The Taleban and other insurgents are becoming far bolder in their systematic killing of civilians. Targeting of civilians is a war crime, plain and simple. The Afghan people are crying out for justice, and have a right to accountability and compensation. There is no practical justice system in Afghanistan now that can address the lack of accountability. So the Afghan government should ask the International Criminal Court to investigate war crimes and crimes against humanity that may have been committed by all parties to the conflict.

Afghanistan is a party to the Rome Statute [text, PDF], giving the International Criminal Court (ICC) [official website] jurisdiction over war crimes committed on Afghan territory.
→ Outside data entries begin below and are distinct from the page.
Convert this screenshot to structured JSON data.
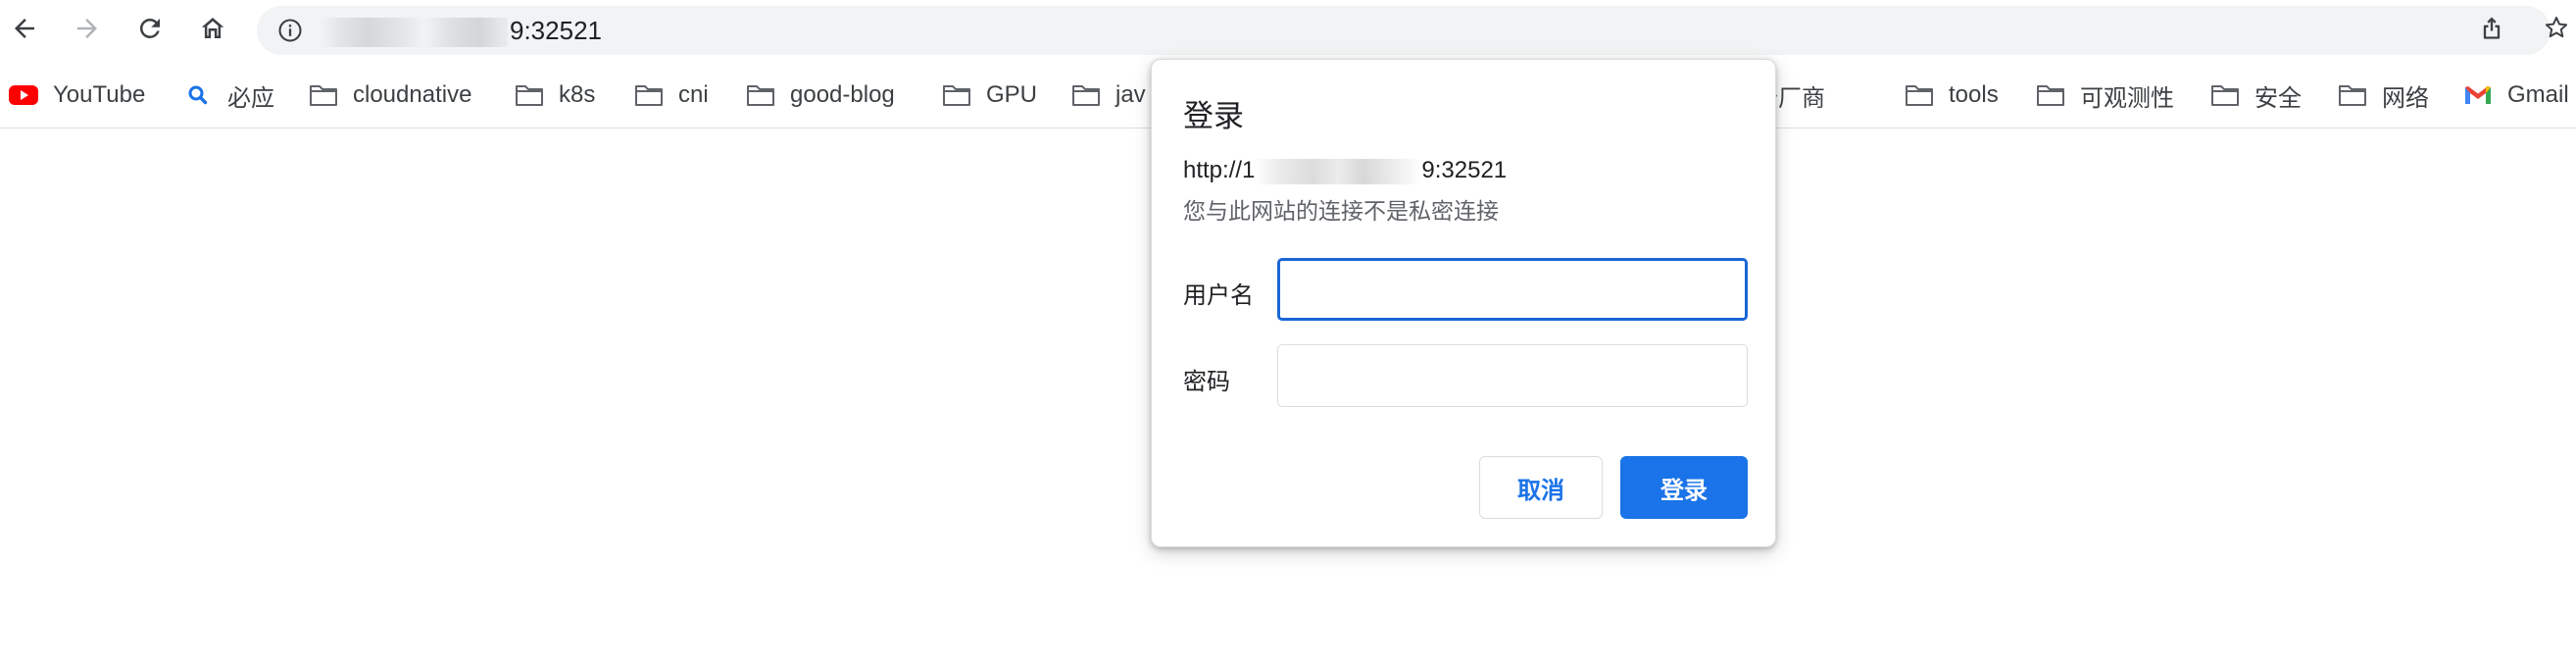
{
  "browser": {
    "url_suffix": "9:32521",
    "icons": {
      "back": "arrow-left-icon",
      "forward": "arrow-right-icon",
      "reload": "reload-icon",
      "home": "home-icon",
      "site_info": "info-icon",
      "share": "share-icon",
      "bookmark": "star-icon"
    }
  },
  "bookmarks": [
    {
      "label": "YouTube",
      "icon": "youtube-icon"
    },
    {
      "label": "必应",
      "icon": "bing-search-icon"
    },
    {
      "label": "cloudnative",
      "icon": "folder-icon"
    },
    {
      "label": "k8s",
      "icon": "folder-icon"
    },
    {
      "label": "cni",
      "icon": "folder-icon"
    },
    {
      "label": "good-blog",
      "icon": "folder-icon"
    },
    {
      "label": "GPU",
      "icon": "folder-icon"
    },
    {
      "label": "jav",
      "icon": "folder-icon"
    },
    {
      "label": "云厂商",
      "icon": "folder-icon"
    },
    {
      "label": "tools",
      "icon": "folder-icon"
    },
    {
      "label": "可观测性",
      "icon": "folder-icon"
    },
    {
      "label": "安全",
      "icon": "folder-icon"
    },
    {
      "label": "网络",
      "icon": "folder-icon"
    },
    {
      "label": "Gmail",
      "icon": "gmail-icon"
    }
  ],
  "dialog": {
    "title": "登录",
    "url_prefix": "http://1",
    "url_suffix": "9:32521",
    "note": "您与此网站的连接不是私密连接",
    "username_label": "用户名",
    "username_value": "",
    "password_label": "密码",
    "password_value": "",
    "cancel_label": "取消",
    "submit_label": "登录"
  },
  "colors": {
    "accent": "#1a73e8",
    "focus_border": "#1a66d6",
    "omnibox_bg": "#f1f3f4",
    "youtube_red": "#ff0000",
    "bing_blue": "#1a73e8"
  }
}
Both sides of the conflict have faced criticism over civilian casualties from human rights groups and activists in recent years. In March, Human Rights Watch (HRW) [advocacy website] called on the Afghan government to retract a law granting amnesty [JURIST report] for war crimes and human rights abuses committed by the Taliban and others prior to December 2001. The law contradicted a plan adopted by the Afghan government [JURIST report] in 2005 to investigate war crimes and human rights violations committed while the Taliban controlled the government. Last month, Wikileaks [website] founder Julian Assange [Telegraph profile] said that the Afghan War Diaries [materials], a compilation of 91,000 documents leaked to the organization on the US war effort in Afghanistan, may provide evidence of war crimes [JURIST report] committed by US forces. In May 2009, HRW called on the US government to make “fundamental changes to reduce civilian casualties” [JURIST report] in Afghanistan after attacks last week reportedly left more than 140 civilians dead.